“A smile is your greatest social asset.”- Zig Ziglar
A smile is one of the most universal expressions of happiness, friendliness and affection, and it’s also one of the first things people notice about someone else. That’s why your smile is your most valuable asset – it conveys who you are to others before they even have a chance to speak to you. But the benefits of smiling don’t stop at what your smile can do for others. It turns out that smiling has health benefits as well. Let’s take a look:
The Perception of Your Smile is Important
Genuine smiles convey an openness to interact as well as a level of friendliness. Within your career, smiling can show confidence and reliability to your boss as well as coworkers. People usually recognize smiles faster than any other facial feature. Science says a nice smile actually helps you stand out from the crowd:
A study conducted by Mila Mileva at the University of New York explored this idea further. She found that people participating in the study had an easier time matching images of the same person who was smiling, as opposed to having a neutral facial expression. These results also increased when participants were asked to distinguish between two similar looking people who were both smiling. This further proves that people analyze and remember a smile of a person they meet more than any other identifying feature.

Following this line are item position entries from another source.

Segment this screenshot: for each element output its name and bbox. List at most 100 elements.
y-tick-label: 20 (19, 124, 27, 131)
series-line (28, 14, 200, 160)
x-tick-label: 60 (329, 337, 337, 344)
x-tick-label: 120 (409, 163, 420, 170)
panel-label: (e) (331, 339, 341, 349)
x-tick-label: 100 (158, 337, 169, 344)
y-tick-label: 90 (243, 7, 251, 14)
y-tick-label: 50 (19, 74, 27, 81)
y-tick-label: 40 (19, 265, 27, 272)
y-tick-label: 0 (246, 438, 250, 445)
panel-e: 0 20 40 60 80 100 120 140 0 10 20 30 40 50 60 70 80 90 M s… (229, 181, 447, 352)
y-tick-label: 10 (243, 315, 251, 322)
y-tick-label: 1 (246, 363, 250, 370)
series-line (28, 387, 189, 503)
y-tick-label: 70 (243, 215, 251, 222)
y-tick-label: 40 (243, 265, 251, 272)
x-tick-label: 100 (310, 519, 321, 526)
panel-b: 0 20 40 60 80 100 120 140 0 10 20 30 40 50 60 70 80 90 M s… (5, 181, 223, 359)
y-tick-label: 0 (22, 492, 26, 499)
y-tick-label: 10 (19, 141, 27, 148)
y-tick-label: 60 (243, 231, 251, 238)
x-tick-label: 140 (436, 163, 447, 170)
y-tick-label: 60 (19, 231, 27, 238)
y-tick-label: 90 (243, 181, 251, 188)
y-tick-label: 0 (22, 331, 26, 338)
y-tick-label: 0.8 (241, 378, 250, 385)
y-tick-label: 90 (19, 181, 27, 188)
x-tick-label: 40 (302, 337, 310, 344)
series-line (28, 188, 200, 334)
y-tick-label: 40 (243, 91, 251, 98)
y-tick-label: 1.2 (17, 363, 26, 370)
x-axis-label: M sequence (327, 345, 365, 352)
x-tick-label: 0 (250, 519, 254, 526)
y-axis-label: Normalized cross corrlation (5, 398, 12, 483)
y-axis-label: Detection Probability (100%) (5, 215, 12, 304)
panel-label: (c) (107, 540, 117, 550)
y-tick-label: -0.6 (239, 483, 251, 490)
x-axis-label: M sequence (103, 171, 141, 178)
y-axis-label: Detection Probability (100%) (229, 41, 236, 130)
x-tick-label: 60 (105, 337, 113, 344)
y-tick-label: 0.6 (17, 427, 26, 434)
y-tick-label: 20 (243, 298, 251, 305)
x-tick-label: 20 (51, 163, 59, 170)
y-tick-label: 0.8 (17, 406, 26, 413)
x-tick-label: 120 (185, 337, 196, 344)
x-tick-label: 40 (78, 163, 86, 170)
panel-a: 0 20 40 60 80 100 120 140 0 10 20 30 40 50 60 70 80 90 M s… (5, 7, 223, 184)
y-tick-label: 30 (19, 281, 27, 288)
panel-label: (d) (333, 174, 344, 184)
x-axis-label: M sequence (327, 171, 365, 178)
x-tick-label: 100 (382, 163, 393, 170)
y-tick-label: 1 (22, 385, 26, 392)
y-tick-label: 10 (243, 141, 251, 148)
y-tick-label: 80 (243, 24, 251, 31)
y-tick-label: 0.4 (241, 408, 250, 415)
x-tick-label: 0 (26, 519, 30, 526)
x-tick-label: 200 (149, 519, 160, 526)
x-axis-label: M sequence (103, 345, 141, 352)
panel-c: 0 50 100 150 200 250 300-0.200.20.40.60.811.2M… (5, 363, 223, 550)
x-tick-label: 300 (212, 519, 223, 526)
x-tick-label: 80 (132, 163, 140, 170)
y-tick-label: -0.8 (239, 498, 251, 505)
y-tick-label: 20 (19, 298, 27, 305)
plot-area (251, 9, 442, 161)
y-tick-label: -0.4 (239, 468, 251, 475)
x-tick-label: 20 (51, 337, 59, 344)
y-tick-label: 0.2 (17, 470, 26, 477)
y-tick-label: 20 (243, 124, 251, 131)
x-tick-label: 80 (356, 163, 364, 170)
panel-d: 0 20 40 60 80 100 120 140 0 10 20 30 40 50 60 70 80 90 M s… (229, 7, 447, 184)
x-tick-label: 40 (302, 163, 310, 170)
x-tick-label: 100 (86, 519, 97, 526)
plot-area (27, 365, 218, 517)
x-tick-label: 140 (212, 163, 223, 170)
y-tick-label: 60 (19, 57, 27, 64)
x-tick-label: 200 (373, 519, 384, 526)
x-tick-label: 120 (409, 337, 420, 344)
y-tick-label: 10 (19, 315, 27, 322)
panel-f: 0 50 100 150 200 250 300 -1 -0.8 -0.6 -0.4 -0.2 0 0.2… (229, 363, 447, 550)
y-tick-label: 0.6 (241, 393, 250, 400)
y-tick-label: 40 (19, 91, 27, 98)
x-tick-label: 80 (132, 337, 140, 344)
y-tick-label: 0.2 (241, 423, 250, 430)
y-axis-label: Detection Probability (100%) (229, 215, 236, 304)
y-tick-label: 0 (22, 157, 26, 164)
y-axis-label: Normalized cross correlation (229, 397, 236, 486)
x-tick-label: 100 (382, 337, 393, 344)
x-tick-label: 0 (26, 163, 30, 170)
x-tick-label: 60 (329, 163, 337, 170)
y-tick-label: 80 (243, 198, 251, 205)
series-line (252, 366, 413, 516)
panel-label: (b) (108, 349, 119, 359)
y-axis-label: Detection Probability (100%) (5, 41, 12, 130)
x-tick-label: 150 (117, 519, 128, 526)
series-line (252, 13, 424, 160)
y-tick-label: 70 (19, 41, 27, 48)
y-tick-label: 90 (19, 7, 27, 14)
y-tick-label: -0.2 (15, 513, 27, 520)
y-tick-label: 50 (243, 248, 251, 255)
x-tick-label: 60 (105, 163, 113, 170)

There’s no shortage of studies on the psychology of perception and facial expressions, and many clinical studies have co-confirmed a correlation with smiling and other people perceiving you positively. Data indicates that smiling makes you seem:
Reads a bit like criteria for a job interview or a dating app profile, no?
Health Benefits of Smiling
There’s a lot of science to back the claim that smiling is good for your health. Just some of the things clinical research suggests include:
- Smiling helps you live longer.
- One study showed a correlation between intense smiling and longer lifespan. A correlating study linked happiness to well-being and longevity.
- Smiling reduces stress.
- Studies indicate that smiling can lower your heart rate in a stressful situation.
- Smiling improves your mood.
- Because smiling acts directly on your central nervous system, endorphins and neurotransmitters are released that promote calm, positive mood.
- Smiling boosts immunity.
- Data suggests that stress reduction and positive affect from smiling helps your immune system by freeing it up for things more important than dealing with stress.
- Smiling is a painkiller.
- The release of serotonin, endorphins and neuropeptides has an analgesic effect on the body.
Other things to consider are quality of life factors. Crooked, missing, decayed, or crowded teeth pose more health risks and can make biting, chewing and even speaking difficult. A healthy smile is easier to maintain and better for the health of your face and jaw.
If you want to know more health benefits from smiling, check out our article, What are the Benefits of Smiling and Laughing?
Can Smiling Benefit Your Career?
Relationship building develops over time, however, having a positive first impression can go a long way. A study done by the American Academy of Cosmetic Dentistry shows that 50 percent of interviewees will remember your smile vs what you wore.
It has also been shown that the confidence that comes from a nice smile leads to more job offers. You don’t need to have perfect teeth to smile. Most aspects of seeming approachable are all about confidence within that first impression with somebody. Though, you’ll need to feel confident in your smile first to pull this off!
The next time you’re feeling down or find yourself in a challenging situation, remember your smile; it may be your most valuable asset. A smile has the power to change not only your mood, but also the mood of those around you. When it comes to relationship building and first impressions, it can make all the difference in the world. So don’t forget to flash those pearly whites – they could help you more than you think!